Il Mugello non è solo un luogo dove c’è un autodromo nel quale si corre con moto e macchine, è molto, ma molto di più. Un posto pieno di verde declinato in tante sfumature, di colline e monti che dolcemente arrivano fino alla pianura, di piccoli borghi che salendo sul crinale dell’Appennino arrivano fino a cadere nella giurisdizione della Romagna. Un microcosmo pieno di arte, natura ed eccellenze enogastronomiche. Praticamente un eden dove ogni tanto fantastico il mio vivere.

Per questo quando Leonardo, amico e proprietario dell’azienda agricola L’orto del vicino, mi telefonò per invitarmi a Vicchio, dissi di sì a prescindere. Mi spiegò che stavano organizzando un nuovo evento sul vino e che la sua formula non era quella convenzionale, ma qualcosa dove i vignaioli con le loro creature avrebbero avuto uno spazio diverso.

Devo dire che la curiosità di cui sono fatta per metà, dopo questo piccolo colloquio si era messa in modalità allerta. La data era il 19 giugno e circa un paio di settimane prima mi ha scritto la segreteria di questo evento, il cui nome è un’interessante sorpresa.

Il nuovo Appenninia Wine Festival

Appenninia è un toponimo con il quale già ai primi del ‘900 indicavano quella parte di Italia centrale e meridionale che si contrapponeva alla parte settentrionale, chiamata Padania (non faccio digressioni e\o battute).

Anche un geografo, Angelo Mariani, pubblicó nel 1910 un manuale il cui titolo, Geografia economico sociale dell’Italia, facendo riferimento agli atti parlamentari del Regno d’Italia, divideva la penisola in queste due aree.

Nel comunicato che ho ricevuto, oltre che per confermare l’invito, vi erano elencati il programma e una serie di possibilità per potersi immergere in questa occasione già dalla sera precedente, tutto ciò come ospite. 

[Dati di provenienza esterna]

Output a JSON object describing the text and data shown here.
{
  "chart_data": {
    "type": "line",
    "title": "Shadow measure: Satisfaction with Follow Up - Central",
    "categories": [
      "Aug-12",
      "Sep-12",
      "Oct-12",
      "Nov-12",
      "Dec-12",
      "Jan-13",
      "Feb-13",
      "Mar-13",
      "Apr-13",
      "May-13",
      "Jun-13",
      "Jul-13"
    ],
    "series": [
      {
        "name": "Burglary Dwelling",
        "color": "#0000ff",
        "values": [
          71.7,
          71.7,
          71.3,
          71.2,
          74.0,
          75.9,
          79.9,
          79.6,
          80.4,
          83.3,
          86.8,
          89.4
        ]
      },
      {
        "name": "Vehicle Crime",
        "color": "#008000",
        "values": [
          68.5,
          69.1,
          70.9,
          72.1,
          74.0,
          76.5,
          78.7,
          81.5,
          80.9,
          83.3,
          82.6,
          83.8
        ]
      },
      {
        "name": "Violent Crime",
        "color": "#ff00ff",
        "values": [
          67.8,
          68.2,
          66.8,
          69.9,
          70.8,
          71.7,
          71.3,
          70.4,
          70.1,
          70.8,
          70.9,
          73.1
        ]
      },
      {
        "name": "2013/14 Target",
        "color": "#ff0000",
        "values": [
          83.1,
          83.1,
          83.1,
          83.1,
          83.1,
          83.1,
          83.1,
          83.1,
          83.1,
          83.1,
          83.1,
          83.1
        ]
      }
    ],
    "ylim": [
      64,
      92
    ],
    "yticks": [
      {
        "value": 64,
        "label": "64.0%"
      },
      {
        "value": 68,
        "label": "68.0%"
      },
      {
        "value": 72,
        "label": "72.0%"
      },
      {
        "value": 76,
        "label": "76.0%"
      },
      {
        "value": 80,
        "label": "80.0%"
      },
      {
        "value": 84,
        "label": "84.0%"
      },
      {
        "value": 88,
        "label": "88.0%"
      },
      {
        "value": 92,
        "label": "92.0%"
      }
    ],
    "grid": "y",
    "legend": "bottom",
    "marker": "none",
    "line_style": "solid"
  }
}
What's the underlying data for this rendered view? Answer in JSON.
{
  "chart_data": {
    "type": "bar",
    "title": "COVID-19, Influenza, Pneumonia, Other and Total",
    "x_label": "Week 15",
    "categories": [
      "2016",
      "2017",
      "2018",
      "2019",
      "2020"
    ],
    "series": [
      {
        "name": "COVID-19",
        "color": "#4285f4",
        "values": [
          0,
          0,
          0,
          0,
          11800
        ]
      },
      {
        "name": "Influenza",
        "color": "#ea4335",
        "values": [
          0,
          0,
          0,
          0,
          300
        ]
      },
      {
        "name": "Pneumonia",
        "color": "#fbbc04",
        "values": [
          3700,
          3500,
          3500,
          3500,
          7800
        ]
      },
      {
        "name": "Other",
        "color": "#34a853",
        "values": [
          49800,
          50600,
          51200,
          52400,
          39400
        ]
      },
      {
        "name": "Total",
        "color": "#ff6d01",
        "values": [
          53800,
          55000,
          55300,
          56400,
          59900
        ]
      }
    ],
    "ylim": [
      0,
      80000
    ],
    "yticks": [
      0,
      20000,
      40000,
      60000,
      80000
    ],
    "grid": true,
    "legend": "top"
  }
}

In tanti anni di degustazioni e presentazioni, non avevo mai visto così tanta attenzione e voglia di essere conosciuti. Ho declinato la mia presenza per la domenica, ma lunedì mattina alle 9.30 come da programma sono arrivata al Teatro Giotto. A proposito, anche lui (l’artista Giotto) nato e vissuto da queste parti.

Nella adiacente di piazza della Vittoria avevo visto già la preparazione dei banchi d’assaggio e quindi non riuscivo a capire bene quale sarebbe stato l’uso del teatro. Comunque sono entrata; e già che c’ero mi sono seduta in prima fila, come la più diligente delle scolare.

Gli occhi sono stati catturati da qualcosa di peloso di colore biondo, un golden retriever bellissimo. Per qualche minuto ho visto solo lui, poi allargando il campo visivo, ho notato che non era solo. Magari nella novità poteva esserci un nuovo utilizzo del cane, visto che, se potesse, sarebbe il miglior sommelier del mondo, grazie al suo olfatto.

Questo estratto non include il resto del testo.